FIG. 3 shows the dimensional change rate of the two-layered copper-clad laminate after etching and further applying a heat treatment to the two-layered copper-clad laminate, i.e., the dimensional change rate according to Method C described above. The heat treatment was performed at a temperature of 150° C. ±2° C. for 30 minutes ±2 minutes.

The left side graph in FIG. 3 shows the two-layered copper-clad laminate (product) according to the present invention whose warpage is reduced. FIG. 3 shows the dimensional change rates in MD and TD, respectively. The dimensional change rate in MD was −0.045%, while the dimensional change rate in TD was 0.023%.

In the case of this invention, the two-layered copper-clad laminate expands in TD and shrinks in MD. As explained above, it appears that expansion and shrinkage interfere with each other and one offsets the other in the structure of the two-layered copper-clad laminate, which leads to suppression of warping. The warpage was 10.3 mm. In comparative examples described later (conventional product), the two-layered copper-clad laminate expanded in both MD and TD. It is apparent that this expansion in both directions increases warping.

According to IPC-TM-650, 2.2.4, Methods B and C, when the dimensional change rate in MD was a negative value (shrinkage) and the dimensional change rate in TD was a positive value (expansion), the warpage was 10.3 mm, which was a small value.

Comparative Example 1

A copper layer 8 μm in thickness was formed by sputtering and plating, using a polyimide film (Upilex SGA made by Ube Industries, Ltd.) of 34 μm in thickness. The right side of FIG. 2 shows a two-layered copper-clad laminate in Comparative Example 1 (conventional product).

As a result of measurement of the dimensional change rate in the copper-clad state and in the copper-etched state according to IPC-TM-650, 2.2.4, Method B, the expansion in MD was 0.027% and that in TD was 0.062% as shown in the right side of FIG. 2.

Comparative Example 2

Furthermore, as a result of measurement of the dimensional change rate in the copper-clad state and the state after etching and following a heat treatment to copper according to IPC-TM-650, 2.2.4, Method C, the dimensional change rate in MD was 0.013% and the dimensional change rate in TD was 0.053% as shown in the right side of FIG. 3. The warpage was 27.7 mm. The heat treatment was performed at a temperature of 150° C. ±2° C. for 30 minutes ±2 minutes.
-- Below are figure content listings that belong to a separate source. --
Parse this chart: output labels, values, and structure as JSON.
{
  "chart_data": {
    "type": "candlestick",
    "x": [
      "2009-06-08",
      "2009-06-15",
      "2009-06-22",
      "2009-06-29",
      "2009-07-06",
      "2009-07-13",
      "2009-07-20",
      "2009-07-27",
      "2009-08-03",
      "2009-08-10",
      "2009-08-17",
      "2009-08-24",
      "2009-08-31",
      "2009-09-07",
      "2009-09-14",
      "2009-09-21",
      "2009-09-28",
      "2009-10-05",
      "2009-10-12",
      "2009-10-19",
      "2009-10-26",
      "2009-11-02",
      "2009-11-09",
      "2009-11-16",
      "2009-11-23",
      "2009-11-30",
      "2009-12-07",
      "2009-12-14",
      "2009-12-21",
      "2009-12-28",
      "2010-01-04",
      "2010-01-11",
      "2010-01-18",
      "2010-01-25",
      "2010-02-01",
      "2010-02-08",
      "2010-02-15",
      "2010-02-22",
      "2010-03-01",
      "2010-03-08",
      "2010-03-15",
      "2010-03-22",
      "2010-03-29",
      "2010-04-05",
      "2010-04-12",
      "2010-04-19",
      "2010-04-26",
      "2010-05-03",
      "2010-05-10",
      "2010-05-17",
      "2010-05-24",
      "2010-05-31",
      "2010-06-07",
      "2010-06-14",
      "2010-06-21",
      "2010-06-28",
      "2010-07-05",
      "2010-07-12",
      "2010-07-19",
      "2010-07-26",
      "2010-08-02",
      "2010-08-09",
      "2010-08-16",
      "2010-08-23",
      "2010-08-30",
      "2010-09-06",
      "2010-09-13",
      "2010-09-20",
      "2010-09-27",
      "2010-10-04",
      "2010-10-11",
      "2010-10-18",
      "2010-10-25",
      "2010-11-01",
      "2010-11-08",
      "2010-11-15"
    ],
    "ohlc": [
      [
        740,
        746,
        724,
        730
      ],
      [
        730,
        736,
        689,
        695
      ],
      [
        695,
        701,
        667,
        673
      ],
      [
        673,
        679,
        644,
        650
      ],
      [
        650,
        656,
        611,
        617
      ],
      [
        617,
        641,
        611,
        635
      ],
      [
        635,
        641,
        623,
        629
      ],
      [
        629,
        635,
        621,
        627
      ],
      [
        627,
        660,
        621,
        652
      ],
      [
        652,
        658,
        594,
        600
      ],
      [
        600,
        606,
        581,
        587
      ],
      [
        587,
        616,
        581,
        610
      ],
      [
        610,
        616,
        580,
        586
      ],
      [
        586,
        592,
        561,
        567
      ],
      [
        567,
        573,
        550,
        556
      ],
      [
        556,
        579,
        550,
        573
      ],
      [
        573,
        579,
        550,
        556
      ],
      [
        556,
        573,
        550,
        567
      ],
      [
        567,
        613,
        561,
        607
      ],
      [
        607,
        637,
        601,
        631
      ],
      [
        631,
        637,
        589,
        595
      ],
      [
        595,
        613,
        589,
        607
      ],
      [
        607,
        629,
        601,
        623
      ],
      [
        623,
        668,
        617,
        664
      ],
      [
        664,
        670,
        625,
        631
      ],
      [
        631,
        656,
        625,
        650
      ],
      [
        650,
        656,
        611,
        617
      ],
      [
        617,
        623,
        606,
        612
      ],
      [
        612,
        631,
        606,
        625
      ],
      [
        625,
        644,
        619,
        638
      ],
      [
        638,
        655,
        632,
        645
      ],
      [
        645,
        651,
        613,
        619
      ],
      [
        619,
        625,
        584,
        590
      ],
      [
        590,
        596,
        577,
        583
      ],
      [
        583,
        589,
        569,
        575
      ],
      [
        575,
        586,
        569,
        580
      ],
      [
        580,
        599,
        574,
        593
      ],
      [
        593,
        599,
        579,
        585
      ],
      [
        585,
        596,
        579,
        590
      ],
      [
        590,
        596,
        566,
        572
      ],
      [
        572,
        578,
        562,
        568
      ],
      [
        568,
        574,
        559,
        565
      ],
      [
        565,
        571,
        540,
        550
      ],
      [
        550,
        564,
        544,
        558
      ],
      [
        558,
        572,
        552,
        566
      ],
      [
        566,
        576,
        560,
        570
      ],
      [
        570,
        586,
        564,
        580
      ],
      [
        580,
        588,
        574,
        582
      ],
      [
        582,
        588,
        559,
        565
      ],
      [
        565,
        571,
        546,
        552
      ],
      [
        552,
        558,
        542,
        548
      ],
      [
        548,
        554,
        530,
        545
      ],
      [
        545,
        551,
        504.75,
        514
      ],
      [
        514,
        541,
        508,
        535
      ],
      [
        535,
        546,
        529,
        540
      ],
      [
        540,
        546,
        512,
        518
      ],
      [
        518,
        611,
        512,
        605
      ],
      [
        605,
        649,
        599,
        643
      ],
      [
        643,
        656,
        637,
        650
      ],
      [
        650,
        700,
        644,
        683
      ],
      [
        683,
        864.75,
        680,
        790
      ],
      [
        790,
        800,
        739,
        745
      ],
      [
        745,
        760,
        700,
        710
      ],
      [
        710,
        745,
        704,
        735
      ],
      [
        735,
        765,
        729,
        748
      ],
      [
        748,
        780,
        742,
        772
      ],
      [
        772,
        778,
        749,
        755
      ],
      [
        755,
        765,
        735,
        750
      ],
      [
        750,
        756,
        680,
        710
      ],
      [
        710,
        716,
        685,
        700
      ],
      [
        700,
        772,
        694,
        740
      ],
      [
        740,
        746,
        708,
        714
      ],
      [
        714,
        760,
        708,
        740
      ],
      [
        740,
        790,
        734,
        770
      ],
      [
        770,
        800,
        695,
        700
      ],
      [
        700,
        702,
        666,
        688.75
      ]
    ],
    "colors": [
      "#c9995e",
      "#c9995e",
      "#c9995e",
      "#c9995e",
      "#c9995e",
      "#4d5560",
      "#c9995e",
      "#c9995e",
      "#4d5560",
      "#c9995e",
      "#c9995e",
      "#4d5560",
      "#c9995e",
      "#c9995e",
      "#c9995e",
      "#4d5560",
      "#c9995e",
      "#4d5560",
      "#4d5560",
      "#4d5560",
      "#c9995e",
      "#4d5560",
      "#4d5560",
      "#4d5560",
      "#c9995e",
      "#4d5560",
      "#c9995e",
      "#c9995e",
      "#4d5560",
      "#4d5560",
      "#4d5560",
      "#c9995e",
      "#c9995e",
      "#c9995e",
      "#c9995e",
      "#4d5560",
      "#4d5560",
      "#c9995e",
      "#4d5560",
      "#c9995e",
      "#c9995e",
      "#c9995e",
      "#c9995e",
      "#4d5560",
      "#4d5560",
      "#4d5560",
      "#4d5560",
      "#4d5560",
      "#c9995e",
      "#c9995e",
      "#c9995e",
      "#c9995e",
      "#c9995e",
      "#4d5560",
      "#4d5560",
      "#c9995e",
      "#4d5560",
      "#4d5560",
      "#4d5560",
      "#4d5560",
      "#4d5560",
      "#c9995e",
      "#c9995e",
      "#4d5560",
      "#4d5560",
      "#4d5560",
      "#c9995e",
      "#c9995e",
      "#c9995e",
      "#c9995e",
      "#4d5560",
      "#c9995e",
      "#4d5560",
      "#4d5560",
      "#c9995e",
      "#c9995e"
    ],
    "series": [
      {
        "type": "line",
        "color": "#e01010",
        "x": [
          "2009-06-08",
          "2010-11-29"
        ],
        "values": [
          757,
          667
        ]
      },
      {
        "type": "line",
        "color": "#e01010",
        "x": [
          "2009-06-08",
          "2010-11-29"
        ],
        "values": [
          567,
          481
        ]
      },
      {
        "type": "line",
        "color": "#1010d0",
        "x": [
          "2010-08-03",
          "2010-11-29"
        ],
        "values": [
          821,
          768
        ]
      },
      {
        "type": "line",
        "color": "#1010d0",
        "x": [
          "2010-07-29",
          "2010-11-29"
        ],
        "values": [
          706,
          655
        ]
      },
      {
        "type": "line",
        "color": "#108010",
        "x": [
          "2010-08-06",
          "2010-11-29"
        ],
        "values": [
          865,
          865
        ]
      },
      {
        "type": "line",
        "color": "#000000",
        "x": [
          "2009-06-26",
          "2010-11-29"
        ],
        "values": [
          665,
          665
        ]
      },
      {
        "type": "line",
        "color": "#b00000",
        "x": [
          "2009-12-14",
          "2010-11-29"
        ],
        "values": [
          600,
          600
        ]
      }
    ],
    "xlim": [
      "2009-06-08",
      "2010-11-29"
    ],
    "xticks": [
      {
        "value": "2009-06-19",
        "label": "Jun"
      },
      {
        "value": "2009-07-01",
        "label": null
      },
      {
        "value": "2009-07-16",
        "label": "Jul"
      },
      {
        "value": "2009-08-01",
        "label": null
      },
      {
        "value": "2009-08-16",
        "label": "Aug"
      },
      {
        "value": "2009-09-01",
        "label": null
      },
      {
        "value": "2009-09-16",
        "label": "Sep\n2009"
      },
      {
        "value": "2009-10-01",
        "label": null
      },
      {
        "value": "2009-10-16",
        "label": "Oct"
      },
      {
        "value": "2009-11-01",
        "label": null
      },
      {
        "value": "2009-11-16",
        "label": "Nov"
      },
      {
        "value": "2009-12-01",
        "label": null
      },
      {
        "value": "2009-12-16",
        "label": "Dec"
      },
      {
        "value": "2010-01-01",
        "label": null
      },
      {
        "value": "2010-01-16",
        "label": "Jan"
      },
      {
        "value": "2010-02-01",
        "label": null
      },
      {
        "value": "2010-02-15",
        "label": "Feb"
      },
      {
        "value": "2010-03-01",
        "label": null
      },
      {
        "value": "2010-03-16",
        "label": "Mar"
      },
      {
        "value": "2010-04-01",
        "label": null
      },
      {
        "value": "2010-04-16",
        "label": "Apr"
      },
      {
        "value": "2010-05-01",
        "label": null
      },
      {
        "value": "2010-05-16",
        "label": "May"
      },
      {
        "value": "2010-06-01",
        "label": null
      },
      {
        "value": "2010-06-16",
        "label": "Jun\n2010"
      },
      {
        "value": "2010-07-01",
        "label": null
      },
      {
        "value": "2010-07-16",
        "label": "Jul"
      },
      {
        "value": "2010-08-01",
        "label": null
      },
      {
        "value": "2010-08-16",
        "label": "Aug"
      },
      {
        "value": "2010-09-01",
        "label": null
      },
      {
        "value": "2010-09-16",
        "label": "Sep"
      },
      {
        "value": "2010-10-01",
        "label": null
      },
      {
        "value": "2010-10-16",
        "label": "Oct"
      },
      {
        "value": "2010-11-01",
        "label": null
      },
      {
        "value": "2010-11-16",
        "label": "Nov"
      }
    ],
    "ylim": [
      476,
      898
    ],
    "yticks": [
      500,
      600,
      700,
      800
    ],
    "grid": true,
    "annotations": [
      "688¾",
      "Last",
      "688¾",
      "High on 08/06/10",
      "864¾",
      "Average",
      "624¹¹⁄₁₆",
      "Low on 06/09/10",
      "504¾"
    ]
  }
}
Specifically speaking, according to IPC-TM-650, 2.2.4, Methods B and C, when the dimensional change rate in MD was a positive value (expansion) and the dimensional change rate in TD was also a positive value (expansion), the warpage was 27.7 mm, which was a large value.

This value exceeds the target value 20 mm of the warpage according to the present invention, which indicates an unfavorable state. It appears that indication of expansion in the dimensional change rates in both MD and TD will promote warping. According to the comparative examples described above, it is apparent that the present invention has the advantage.

INDUSTRIAL APPLICABILITY

A warpage of a two-layered copper-clad laminate according to the present invention is made to become 20 mm or less by making use of the behaviors of the two-layered copper-clad laminate shrinking in the MD of the copper-clad laminate and expanding in the TD of the copper-clad laminate. In other words, the warping behaviors of the copper-clad laminate can be buffered and offset and the warpage can be reduced by making the dimensional change rate in the MD become a negative value and the dimensional change rate in the TD become a positive value according to IPC-TM-650, 2.2.4, Methods B and C, that is, by making use of the characteristic of the dimensional change rate values in the MD and TD bearing the opposite signs, positive and negative. As a result, it is possible to obtain the excellent effect of reducing the obstacle when processing CCL materials to produce COF, packaging a driver IC and other elements in the COF, and mounting the COF with the driver IC and other elements in a liquid crystal panel or the like. Therefore, the two-layered copper-clad laminate of this invention is ideal for use as a circuit material for driver IC packaging for such as liquid crystal displays for which fine pitch circuits are required.